Leodogran, the king of Cameliard, had only one daughter, Guinevere. She was the most beautiful of all women and he loved her dearly. This was in the time before Arthur came, when many petty kings and feudal lords ruled in England, and the country was torn asunder by their disputes and wars. In addition, England was frequently subjected to raids by pagan barbarians from the north, who came in ships and laid waste to vast areas. Many sections of the country became a wilderness again, and beasts were more at home in them than men were. Two kings, Aurelius and Uther, had attempted to reunite the kingdom, but their efforts were unsuccessful. After them, however, Arthur was able for a while to make a nation of England and to rule it through the strength of his Round Table.

At the time the tale begins, Cameliard is a deserted wasteland. Leodogran is not strong enough to deal with the situation and often wishes helplessly that the Roman legions would return to restore order. He is attacked nearly simultaneously by Urien, a neighboring king, and a heathen raiding party. Both attackers leave fire and destruction in their wake.

Meanwhile, Arthur has been crowned, despite the protests of those who claim he is not the rightful heir to the throne. Leodogran immediately sends to the new king for help. Arthur responds at once to this request and starts his first campaign. At Cameliard he sees Guinevere and instantly falls in love with her. Continuing on his way to the battle, Arthur muses about his love for Guinevere and decides that, with her at his side, he will be able to do great things and be a good king. He plans to ask for her hand in marriage.
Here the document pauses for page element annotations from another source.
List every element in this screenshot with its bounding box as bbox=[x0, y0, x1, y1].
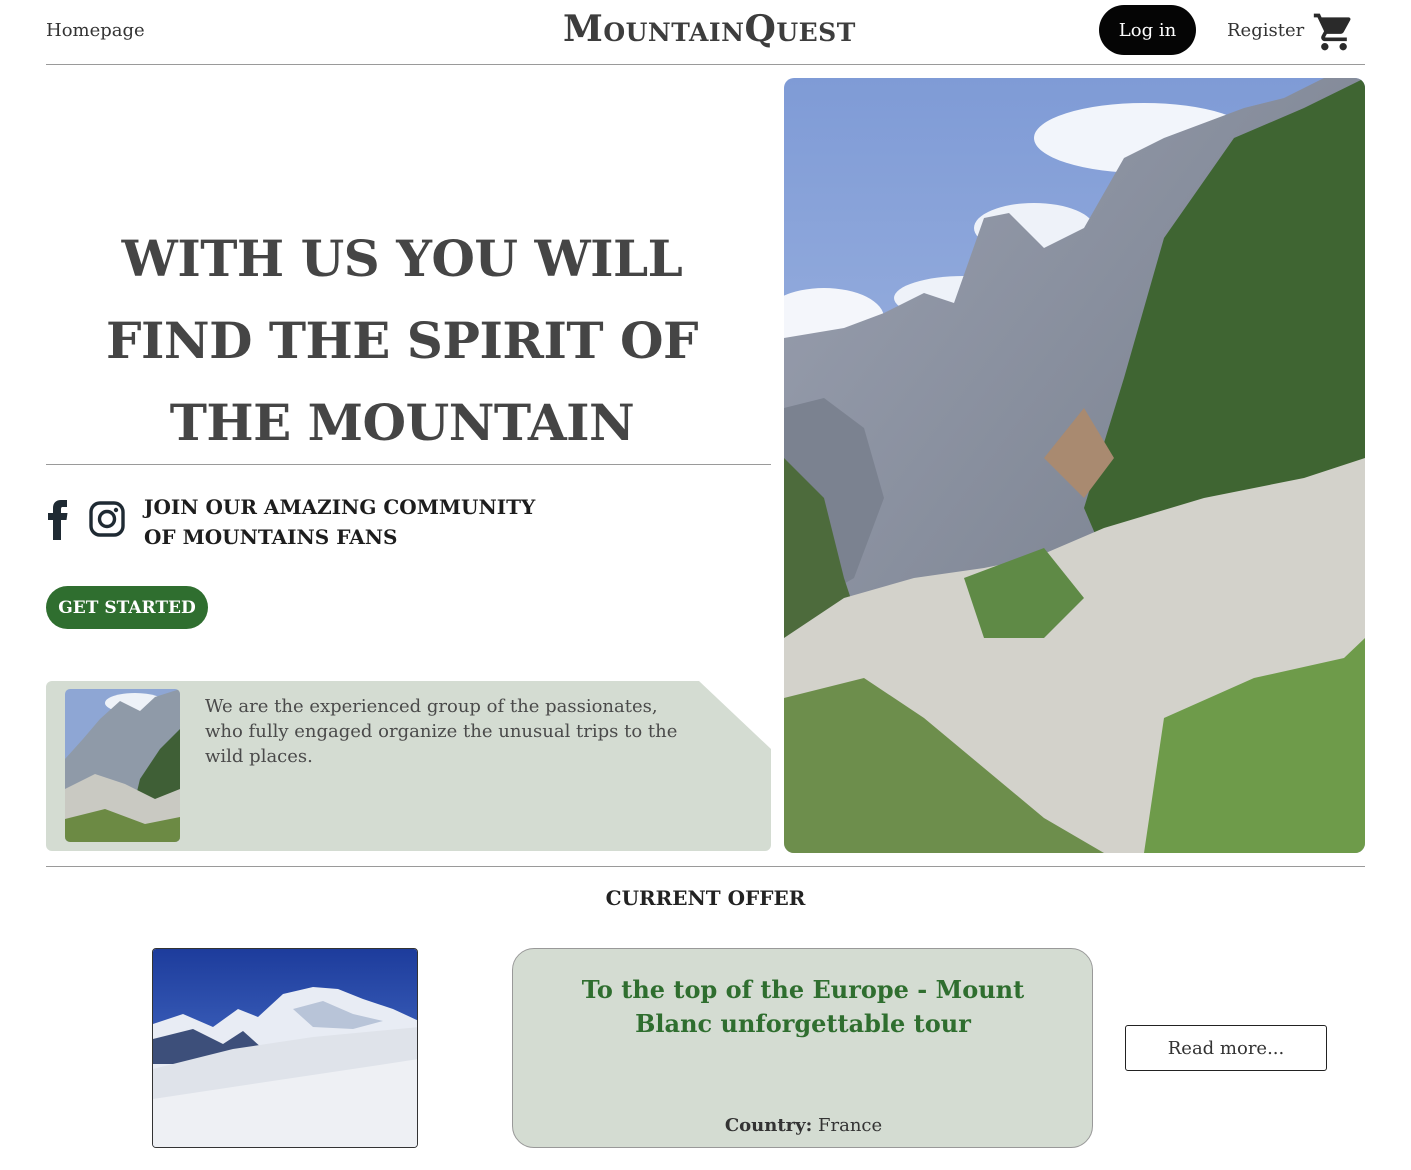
hero-mountain-image bbox=[784, 78, 1365, 853]
offer-country-label: Country: bbox=[724, 1115, 813, 1136]
shopping-cart-icon[interactable] bbox=[1312, 10, 1356, 54]
hero-title: WITH US YOU WILL FIND THE SPIRIT OF THE … bbox=[105, 229, 699, 452]
offer-heading: CURRENT OFFER bbox=[605, 886, 806, 910]
site-logo[interactable]: MountainQuest bbox=[563, 8, 856, 50]
about-text: We are the experienced group of the pass… bbox=[205, 696, 678, 767]
hero-divider bbox=[46, 464, 771, 465]
offer-divider bbox=[46, 866, 1365, 867]
community-line-1: JOIN OUR AMAZING COMMUNITY bbox=[144, 495, 536, 519]
offer-card: To the top of the Europe - Mount Blanc u… bbox=[512, 948, 1093, 1148]
community-line-2: OF MOUNTAINS FANS bbox=[144, 525, 398, 549]
login-button[interactable]: Log in bbox=[1099, 5, 1196, 55]
site-header: Homepage MountainQuest Log in Register bbox=[46, 0, 1365, 65]
about-thumbnail-image bbox=[65, 689, 180, 842]
offer-country-value: France bbox=[818, 1115, 883, 1136]
offer-country: Country: France bbox=[513, 1115, 1094, 1136]
facebook-icon[interactable] bbox=[46, 500, 70, 540]
offer-image[interactable] bbox=[152, 948, 418, 1148]
nav-homepage-link[interactable]: Homepage bbox=[46, 20, 145, 41]
register-link[interactable]: Register bbox=[1227, 20, 1304, 41]
get-started-button[interactable]: GET STARTED bbox=[46, 586, 208, 629]
instagram-icon[interactable] bbox=[88, 500, 126, 538]
community-text: JOIN OUR AMAZING COMMUNITY OF MOUNTAINS … bbox=[144, 492, 535, 552]
offer-title[interactable]: To the top of the Europe - Mount Blanc u… bbox=[553, 973, 1053, 1041]
read-more-button[interactable]: Read more... bbox=[1125, 1025, 1327, 1071]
In the battle which follows, Arthur and his knights defeat a coalition of enemy kings, including Urien, Carados, Lot of Orkney, and several others. Arthur is pleased with his victory and especially with the prowess shown by the knight whom he loves most, Lancelot. The two warriors swear an oath of eternal loyalty to each other; Lancelot says:

"Sir and my liege," he cried, "the fire of God
Descends upon thee in the battle-field.
I know thee for my King!"

Arthur answers:

"Man's word is God in man;
Let chance what will, I trust thee to the death."

After the battle Arthur sends three knights as messengers to Leodogran to ask for Guinevere in marriage. Her father is pleased by the offer, but is uncertain about what to do since he knows the rumors that Arthur is not of royal blood. He questions his faithful chamberlain, but gains no information from him.
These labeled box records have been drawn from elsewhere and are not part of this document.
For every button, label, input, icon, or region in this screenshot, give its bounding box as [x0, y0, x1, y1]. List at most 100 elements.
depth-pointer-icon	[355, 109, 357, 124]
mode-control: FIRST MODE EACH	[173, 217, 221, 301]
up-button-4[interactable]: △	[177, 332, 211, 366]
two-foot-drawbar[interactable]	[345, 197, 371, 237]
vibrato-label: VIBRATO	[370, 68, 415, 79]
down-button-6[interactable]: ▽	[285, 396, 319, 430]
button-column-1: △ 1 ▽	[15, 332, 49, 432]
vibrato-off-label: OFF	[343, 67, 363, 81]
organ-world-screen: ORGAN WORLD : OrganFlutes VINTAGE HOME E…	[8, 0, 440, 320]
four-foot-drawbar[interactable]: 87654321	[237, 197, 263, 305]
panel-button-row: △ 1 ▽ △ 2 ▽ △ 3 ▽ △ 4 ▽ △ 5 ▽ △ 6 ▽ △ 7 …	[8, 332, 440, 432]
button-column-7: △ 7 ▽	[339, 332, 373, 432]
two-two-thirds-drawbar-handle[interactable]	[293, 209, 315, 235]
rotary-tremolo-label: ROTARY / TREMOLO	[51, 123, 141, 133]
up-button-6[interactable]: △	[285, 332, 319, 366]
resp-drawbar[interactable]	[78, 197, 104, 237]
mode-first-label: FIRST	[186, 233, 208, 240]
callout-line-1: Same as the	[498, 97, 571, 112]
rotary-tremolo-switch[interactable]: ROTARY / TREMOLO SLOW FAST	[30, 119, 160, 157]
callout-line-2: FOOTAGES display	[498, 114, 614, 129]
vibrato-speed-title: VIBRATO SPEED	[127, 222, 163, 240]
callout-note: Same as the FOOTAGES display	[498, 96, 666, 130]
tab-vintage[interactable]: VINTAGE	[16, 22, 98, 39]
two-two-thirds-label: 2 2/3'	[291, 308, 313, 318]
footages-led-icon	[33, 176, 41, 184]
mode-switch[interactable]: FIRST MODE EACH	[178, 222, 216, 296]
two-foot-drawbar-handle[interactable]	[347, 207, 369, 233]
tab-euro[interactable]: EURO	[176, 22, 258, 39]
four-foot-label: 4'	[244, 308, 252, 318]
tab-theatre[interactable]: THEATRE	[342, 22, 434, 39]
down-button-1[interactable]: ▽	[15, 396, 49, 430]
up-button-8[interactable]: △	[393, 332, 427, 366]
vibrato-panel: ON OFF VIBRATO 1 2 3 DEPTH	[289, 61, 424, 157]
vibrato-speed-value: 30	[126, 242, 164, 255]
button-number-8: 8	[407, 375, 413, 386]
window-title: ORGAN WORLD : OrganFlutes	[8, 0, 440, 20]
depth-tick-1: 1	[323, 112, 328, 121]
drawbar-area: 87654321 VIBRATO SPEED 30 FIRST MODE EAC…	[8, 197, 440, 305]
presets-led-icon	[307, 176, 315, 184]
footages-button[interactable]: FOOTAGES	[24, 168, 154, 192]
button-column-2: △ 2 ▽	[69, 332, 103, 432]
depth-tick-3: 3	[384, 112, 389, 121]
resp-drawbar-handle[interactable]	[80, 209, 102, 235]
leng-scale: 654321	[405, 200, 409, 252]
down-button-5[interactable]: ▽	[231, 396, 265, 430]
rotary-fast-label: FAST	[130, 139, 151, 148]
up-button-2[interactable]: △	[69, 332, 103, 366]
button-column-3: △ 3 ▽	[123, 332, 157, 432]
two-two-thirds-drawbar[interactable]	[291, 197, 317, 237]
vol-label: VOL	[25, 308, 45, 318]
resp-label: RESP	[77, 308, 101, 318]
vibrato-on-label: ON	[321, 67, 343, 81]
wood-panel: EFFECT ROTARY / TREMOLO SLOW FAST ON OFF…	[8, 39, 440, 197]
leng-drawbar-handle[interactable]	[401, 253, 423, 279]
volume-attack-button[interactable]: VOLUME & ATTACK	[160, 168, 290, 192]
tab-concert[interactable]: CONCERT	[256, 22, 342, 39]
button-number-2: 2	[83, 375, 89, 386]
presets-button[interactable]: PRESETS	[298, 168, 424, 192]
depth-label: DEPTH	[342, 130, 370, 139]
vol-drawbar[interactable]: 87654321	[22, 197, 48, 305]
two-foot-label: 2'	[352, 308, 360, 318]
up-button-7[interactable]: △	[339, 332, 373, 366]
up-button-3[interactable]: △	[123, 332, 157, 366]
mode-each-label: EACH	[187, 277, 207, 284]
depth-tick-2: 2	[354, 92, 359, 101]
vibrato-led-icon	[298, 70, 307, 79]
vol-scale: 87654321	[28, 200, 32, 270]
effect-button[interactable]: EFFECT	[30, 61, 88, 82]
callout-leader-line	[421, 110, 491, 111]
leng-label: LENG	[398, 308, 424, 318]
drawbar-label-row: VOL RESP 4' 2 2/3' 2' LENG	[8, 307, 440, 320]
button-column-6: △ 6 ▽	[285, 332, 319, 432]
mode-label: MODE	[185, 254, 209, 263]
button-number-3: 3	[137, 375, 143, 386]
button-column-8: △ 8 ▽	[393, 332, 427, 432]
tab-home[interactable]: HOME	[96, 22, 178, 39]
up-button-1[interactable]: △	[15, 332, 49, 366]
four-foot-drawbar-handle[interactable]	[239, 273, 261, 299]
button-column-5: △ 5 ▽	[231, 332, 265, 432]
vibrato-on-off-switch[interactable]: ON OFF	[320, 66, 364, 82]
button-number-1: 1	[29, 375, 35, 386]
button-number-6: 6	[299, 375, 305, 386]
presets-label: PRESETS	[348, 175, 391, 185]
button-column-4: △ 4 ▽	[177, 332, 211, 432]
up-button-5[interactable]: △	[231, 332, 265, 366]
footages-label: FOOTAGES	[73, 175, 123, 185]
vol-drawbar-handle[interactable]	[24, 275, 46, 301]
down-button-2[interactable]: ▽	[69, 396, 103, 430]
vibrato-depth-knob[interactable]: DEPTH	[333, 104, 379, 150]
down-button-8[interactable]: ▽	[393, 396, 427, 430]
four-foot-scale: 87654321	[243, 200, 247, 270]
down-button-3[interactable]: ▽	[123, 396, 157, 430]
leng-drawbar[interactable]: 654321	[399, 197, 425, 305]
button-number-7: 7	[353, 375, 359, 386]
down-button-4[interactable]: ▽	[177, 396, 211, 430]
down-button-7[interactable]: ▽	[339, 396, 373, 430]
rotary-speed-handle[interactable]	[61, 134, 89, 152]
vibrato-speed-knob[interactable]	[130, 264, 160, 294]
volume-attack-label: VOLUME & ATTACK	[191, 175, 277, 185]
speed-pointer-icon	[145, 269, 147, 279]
Then Leodogran inquires about Arthur's background from the messengers. Bedivere, one of the knights, explains the tale of the king's birth. Many years before, in the time of Uther Pendragon, he says, Gorlois of Tintagil wed Ygerne. They had several daughters, among whom is Bellicent, the present queen of Orkney. In a war that followed, Gorlois was killed by Uther, and Tintagil Castle was captured. Uther, who had always lusted after Ygerne, forced her to marry him. Their son was Arthur. Uther died before the baby was born; so the child was secretly placed in the care of Merlin, in order to protect him from harm by rivals to the throne. He was raised by an old friend of Uther, Sir Anton, who had purposely acted as if Arthur were one of his own children. This is the basis for the rumors that Arthur was really the son of Anton or Gorlois, and not of Uther. But despite these whispered scandals, Merlin was able to have Arthur crowned when he came of age.

This story notwithstanding, Leodogran is still uncertain about Arthur's parentage and his legal right to the throne, and he doubts also Arthur's ability to hold onto his kingdom. Just at this time, Bellicent of Orkney and her sons, Gawain and Modred, visit Cameliard. The king questions her too, and she informs him of Arthur's exemplary character and great strength, but she has no precise knowledge about his birth. Leodogran is still unable to make up his mind, but he has a dream which convinces him. He sends the messengers back to Arthur with his acceptance.

Upon learning the news, Arthur dispatches Lancelot and a party of knights to escort Guinevere to him. When she arrives, in May, they are married by Dubric, the head of the Church in Britain. A great banquet and happy celebrations follow the ceremony, and all of Arthur's followers are overjoyed at his good fortune.

Later on, Arthur refuses to pay the tribute demanded by envoys from Rome, and in twelve great battles he overcomes the heathen and firmly establishes his kingdom.